Interaction map of phosphotyrosine-based DDR1 interactions. The indicated amino acid numbers refer to the DDR1b isoform; DDR1a lacks Tyr513 and Tyr520. Biochemically verified phosphorylation sites in the JM region and the activation loop of the kinase domain are shown in yellow. The Figure summarizes results obtained mainly from phosphotyrosine peptide pulldowns in human placenta tissue (Lemeer et al., 2012). Only proteins with SH2 or PTB domains are shown.
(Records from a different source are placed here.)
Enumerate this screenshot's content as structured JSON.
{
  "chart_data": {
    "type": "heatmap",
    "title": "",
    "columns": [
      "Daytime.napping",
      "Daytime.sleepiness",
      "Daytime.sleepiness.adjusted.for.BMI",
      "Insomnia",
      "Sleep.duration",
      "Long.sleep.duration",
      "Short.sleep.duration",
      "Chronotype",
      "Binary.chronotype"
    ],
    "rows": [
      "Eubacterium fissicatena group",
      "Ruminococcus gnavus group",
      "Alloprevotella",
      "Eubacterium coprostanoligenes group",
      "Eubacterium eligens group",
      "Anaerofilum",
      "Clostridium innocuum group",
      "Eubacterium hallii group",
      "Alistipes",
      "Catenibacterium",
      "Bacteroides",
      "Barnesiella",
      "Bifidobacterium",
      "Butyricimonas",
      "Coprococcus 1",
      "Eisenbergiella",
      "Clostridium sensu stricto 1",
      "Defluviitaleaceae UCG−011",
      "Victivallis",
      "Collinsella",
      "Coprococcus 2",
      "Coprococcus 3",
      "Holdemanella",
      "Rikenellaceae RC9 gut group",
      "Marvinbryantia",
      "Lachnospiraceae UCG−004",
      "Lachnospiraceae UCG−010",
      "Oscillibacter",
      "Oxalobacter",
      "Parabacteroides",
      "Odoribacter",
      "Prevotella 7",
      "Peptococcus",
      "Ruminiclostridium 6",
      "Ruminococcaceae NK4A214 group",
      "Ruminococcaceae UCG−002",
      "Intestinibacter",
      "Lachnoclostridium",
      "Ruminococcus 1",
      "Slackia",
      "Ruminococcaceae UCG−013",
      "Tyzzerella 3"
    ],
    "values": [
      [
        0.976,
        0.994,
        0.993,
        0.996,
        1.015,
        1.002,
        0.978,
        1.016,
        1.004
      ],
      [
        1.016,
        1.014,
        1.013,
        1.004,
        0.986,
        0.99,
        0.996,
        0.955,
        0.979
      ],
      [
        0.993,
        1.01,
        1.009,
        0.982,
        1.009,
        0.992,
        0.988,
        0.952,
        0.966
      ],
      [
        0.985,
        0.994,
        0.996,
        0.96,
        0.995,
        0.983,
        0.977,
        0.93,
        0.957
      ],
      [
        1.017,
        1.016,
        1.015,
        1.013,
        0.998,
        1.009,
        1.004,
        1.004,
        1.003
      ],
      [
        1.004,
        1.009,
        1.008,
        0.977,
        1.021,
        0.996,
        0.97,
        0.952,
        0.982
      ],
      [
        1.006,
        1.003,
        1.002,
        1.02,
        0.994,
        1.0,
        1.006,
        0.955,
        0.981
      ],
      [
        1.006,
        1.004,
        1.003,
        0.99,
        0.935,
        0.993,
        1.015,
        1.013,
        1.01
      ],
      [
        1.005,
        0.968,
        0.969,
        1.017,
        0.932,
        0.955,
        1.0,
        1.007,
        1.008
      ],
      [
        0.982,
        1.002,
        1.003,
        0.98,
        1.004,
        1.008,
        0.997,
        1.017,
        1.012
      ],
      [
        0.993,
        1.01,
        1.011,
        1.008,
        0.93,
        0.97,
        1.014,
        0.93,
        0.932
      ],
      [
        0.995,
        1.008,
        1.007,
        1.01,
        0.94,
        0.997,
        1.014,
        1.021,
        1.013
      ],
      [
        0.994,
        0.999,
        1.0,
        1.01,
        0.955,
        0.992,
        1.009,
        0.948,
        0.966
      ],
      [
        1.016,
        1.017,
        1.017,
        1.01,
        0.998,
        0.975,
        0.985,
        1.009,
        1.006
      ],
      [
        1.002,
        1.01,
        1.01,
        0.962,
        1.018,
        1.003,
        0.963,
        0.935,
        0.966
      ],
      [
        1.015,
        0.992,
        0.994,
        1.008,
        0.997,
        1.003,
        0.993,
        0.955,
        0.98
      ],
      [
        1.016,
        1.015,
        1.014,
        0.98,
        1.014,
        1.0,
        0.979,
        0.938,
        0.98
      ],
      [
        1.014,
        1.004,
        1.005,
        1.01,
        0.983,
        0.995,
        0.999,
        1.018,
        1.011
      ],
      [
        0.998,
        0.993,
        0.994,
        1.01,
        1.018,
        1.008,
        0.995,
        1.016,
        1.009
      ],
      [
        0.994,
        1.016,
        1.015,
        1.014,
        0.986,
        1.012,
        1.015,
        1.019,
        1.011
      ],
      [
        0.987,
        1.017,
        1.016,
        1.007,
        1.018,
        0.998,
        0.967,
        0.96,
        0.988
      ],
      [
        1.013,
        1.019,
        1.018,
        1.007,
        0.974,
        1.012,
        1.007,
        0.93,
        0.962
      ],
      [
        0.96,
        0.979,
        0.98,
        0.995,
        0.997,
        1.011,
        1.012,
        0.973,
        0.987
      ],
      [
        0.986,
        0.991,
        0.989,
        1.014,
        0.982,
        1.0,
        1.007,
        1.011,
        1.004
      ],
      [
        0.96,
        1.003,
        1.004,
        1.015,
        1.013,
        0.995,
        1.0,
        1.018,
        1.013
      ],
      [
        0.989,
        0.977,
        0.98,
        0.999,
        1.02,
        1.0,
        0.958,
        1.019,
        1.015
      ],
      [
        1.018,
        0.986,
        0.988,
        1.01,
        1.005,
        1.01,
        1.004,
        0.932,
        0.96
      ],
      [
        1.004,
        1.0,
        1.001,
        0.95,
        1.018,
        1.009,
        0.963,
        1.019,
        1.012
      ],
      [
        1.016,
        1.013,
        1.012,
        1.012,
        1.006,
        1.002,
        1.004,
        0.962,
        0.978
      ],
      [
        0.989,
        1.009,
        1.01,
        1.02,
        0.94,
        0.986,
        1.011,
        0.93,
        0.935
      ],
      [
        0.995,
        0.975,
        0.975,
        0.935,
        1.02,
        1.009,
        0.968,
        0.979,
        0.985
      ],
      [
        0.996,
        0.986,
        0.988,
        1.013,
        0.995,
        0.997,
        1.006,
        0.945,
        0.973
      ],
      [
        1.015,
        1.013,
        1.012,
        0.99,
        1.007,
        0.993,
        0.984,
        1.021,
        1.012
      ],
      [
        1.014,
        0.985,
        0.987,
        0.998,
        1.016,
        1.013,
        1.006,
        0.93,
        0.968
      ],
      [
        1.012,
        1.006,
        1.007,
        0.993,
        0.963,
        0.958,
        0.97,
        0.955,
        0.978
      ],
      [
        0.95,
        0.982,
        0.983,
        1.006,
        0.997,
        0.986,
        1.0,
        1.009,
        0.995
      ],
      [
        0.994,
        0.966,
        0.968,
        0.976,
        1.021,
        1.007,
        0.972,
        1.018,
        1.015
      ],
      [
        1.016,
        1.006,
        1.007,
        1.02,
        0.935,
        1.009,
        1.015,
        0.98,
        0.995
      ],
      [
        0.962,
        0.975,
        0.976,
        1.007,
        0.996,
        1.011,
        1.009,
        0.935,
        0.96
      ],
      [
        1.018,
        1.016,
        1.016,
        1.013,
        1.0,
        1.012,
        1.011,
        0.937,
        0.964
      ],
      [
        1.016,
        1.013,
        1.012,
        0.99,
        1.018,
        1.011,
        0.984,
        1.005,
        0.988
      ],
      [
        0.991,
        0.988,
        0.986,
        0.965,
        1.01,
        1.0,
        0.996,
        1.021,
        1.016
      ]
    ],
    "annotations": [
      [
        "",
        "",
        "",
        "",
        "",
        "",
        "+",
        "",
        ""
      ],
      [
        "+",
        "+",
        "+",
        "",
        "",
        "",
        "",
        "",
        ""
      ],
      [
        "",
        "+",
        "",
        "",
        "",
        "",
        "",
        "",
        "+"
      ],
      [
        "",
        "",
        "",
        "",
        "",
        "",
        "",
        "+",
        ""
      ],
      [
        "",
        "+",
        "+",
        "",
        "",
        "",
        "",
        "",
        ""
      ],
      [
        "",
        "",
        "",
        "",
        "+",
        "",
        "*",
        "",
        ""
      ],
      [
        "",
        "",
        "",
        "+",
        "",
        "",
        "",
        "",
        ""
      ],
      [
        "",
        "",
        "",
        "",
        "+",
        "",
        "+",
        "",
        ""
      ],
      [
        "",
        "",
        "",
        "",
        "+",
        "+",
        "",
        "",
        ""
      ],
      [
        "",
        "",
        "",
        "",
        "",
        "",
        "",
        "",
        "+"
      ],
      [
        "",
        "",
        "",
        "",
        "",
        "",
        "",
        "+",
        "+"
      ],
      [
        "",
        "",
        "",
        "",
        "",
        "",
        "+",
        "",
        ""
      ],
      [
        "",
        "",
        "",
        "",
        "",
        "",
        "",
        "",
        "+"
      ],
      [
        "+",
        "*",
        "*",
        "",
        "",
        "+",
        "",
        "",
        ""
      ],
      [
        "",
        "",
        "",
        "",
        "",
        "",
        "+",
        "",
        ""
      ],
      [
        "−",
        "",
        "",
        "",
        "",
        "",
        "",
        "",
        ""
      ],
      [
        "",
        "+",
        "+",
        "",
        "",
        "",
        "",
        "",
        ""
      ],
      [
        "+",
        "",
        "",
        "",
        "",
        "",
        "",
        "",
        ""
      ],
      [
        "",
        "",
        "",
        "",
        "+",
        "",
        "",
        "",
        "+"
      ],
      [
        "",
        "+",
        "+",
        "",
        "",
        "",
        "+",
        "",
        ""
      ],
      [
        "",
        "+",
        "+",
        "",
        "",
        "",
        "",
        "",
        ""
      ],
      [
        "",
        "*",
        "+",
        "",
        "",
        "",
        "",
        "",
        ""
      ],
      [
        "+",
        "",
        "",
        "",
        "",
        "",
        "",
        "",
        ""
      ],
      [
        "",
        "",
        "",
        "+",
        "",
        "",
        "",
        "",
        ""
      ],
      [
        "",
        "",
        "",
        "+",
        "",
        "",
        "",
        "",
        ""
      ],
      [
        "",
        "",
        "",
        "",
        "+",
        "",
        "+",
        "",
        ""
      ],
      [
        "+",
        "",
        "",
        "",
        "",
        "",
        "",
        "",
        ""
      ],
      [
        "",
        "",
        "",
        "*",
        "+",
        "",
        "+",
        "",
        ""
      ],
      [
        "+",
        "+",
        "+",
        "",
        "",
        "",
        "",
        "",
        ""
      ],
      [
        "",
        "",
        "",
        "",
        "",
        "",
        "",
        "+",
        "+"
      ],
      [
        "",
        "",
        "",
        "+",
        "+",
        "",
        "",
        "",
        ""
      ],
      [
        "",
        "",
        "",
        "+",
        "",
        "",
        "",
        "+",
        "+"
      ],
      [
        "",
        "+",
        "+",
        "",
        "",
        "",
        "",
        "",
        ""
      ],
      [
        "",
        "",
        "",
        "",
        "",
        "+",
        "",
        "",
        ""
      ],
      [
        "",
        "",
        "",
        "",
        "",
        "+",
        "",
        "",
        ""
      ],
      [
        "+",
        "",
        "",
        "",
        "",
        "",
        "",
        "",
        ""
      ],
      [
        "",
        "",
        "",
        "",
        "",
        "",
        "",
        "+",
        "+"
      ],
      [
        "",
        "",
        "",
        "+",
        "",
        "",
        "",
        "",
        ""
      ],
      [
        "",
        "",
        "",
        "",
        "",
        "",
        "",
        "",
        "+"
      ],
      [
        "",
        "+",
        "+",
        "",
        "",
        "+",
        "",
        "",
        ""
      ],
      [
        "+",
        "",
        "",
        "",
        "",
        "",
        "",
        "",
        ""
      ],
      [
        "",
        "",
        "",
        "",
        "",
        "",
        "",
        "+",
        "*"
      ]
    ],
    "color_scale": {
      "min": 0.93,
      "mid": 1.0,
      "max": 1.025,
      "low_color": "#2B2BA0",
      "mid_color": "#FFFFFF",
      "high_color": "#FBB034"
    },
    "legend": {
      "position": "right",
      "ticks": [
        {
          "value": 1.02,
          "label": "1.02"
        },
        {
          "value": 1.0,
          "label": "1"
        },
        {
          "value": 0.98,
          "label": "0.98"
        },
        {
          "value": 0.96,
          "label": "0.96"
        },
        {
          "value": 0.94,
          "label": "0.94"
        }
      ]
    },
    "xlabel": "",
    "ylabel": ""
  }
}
Crk2, adaptor protein Crk2; Nck1/2, adaptor protein Nck1/2; PLC-γ1, phospholipase C γ1; Vav2, guanine nucleotide exchange factor Vav2; RasGAP, negative regulator of Ras; ShcA, SH2 containing transforming protein A; SHIP1/2, SH2 containing inositol polyphosphate 5-phosphatase 1/2; SHP-2, SH2 containing protein tyrosine phosphatase 2; Csk, C-terminal Src kinase; Stat1/3/5b, signal transducer and activator of transcription 1/3/5b; PI3-K, phosphoinositide 3-kinase; SFKs, Src family tyrosine kinases (Yes, Lyn, Fyn).

Figure 4

Selected intracellular events induced by DDR1 binding to collagen. Cellular outcomes depend on the cellular context. In pancreatic cancer cells or mouse embryonic stem cells, DDR1 cooperates with α2β1 in signal transduction, leading to cell scattering/EMT or cell cycle progression, respectively. In MDCK cells, DDR1 antagonises α2β1 functions such as cell spreading and cell migration. In other cell types, such as megakaryocytes or smooth muscle cells, DDR1 promotes cell migration. Solid lines depict direct signalling effectors, dashed blue lines indicate indirect steps. Cellular outcomes in green are processes that are promoted by DDR1 activation, while cellular outcomes in red are suppressed by DDR1 activation.